Oleh:
Atika Caesarini, S.Ked
BAB 1
PENDAHULUAN
Tuberkulosis paru (TB) adalah suatu penyakit infeksi kronik yang sudah
sangat lama dikenal pada manusia dan dihubungkan dengan tempat tinggal di daerah
urban serta lingkungan yang padat (Amin, 2009)

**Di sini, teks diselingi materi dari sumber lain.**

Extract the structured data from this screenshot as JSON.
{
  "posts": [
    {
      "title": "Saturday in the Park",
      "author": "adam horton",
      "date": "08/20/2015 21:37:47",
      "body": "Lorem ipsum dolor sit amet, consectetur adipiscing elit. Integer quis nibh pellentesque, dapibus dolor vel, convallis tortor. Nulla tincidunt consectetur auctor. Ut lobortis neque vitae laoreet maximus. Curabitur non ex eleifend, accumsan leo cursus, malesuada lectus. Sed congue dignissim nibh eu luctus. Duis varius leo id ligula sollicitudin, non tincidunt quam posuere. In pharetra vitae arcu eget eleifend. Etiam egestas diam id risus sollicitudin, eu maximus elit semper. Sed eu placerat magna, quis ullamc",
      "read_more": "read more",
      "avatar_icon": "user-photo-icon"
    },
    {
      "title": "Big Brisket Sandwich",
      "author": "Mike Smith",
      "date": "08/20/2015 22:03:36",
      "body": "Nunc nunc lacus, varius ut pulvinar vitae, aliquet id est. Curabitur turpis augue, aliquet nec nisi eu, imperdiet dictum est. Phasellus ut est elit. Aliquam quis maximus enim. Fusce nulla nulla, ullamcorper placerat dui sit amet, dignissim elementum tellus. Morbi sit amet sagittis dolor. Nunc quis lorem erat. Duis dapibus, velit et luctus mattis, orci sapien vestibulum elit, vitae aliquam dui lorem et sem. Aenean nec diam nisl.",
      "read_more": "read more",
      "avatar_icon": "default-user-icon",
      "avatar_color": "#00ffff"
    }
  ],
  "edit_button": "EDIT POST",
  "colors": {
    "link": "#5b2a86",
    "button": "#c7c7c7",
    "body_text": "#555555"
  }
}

Penyakit infeksi menular ini disebabkan oleh Mycobacterium tuberculosis,
kuman batang aerobic dan tahan asam yang dapat berupa organism pathogen maupun
saprofit. ada beberapa mikobakteri pathogen, tetapi hanya strain bovin dan manusia
yang patogenik terhadap manusia. basil tuberkel ini berukuran 0,3x2 sampai 4 m,
ukuran ini lebih kecil daripada sel darah merah (Price, 2006). Robert Koch
mengidentifikasikan basil tahan asam M. tuberculosis untuk pertama kali sebagai
bakteri penyebab TB (Amin, 2009)
Sebagian besar dari kasus TB ini (95%) dan kematiannya (98%) terjadi di
negara berkembang. diantara mereka 75% berada pada usia produktif yaitu 20-49
tahun. Karena penduduk yang padat dan tingginya prevalensi maka lebih dari 65%
dari kasus TB yang baru dan kematian yang muncul terjadi di Asia. Indonesia adalah
negara dengan prevalensi TB ke-3 tertinggi di dunia setelah Cina dan India (Amin,
2009). WHO memperkirakan di Indonesia setiap tahunnya terjadi 175.000 kematian
akibat TB dan terdapat 550.000 kasus TB (Alsagaff, 2004).
BAB 2
TINJAUAN PUSTAKA
2.3 Patogenesis
2.3.1 Tuberkulosis Primer
Infeksi
primer
terjadi
setelah
seseorang
menghirup
mikobakterium
tuberculosis. Setelah melalui barier mukosilier saluran napas, basil TB akan mencapai
alveoli. Kuman akan mengalami multiplikasi di paru, disebut Ghon focus. Melalui
aliran limfe, basil mencapai kelenjar limfe hilus. Fokus Gohn dan limfadenopati hilus
membentuk kompleks primer. Melalui kompleks primer basil dapat menyebar melalui
pembuluh darah ke seluruh tubuh. Respon imun seluler/hipersensitivitas tipe lambat
terjadi 4-5 minggu setelah infeksi primer. Banyaknya basil TB serta kemampuan daya
tahan tubuh host akan menentukan perjalanan penyakit selanjutnya. Pada kebanyakan
kasus, respon imun tubuh dapat menghentikan multiplikasi kuman, sebagian kecil
menjadi kuman dorman. Pada penderita dengan daya tahan tubuh yang buruk, respon
imun tidak dapat menghentikan multiplikasi kuman sehingga akan menjadi sakit pada
beberapa bulan kemudian. Sehingga kompleks primer akan mengalami salah satu hal
sebagai berikut:
Penderita akan sembuh dengan tidak meninggalkan cacat (restirution ad integrum)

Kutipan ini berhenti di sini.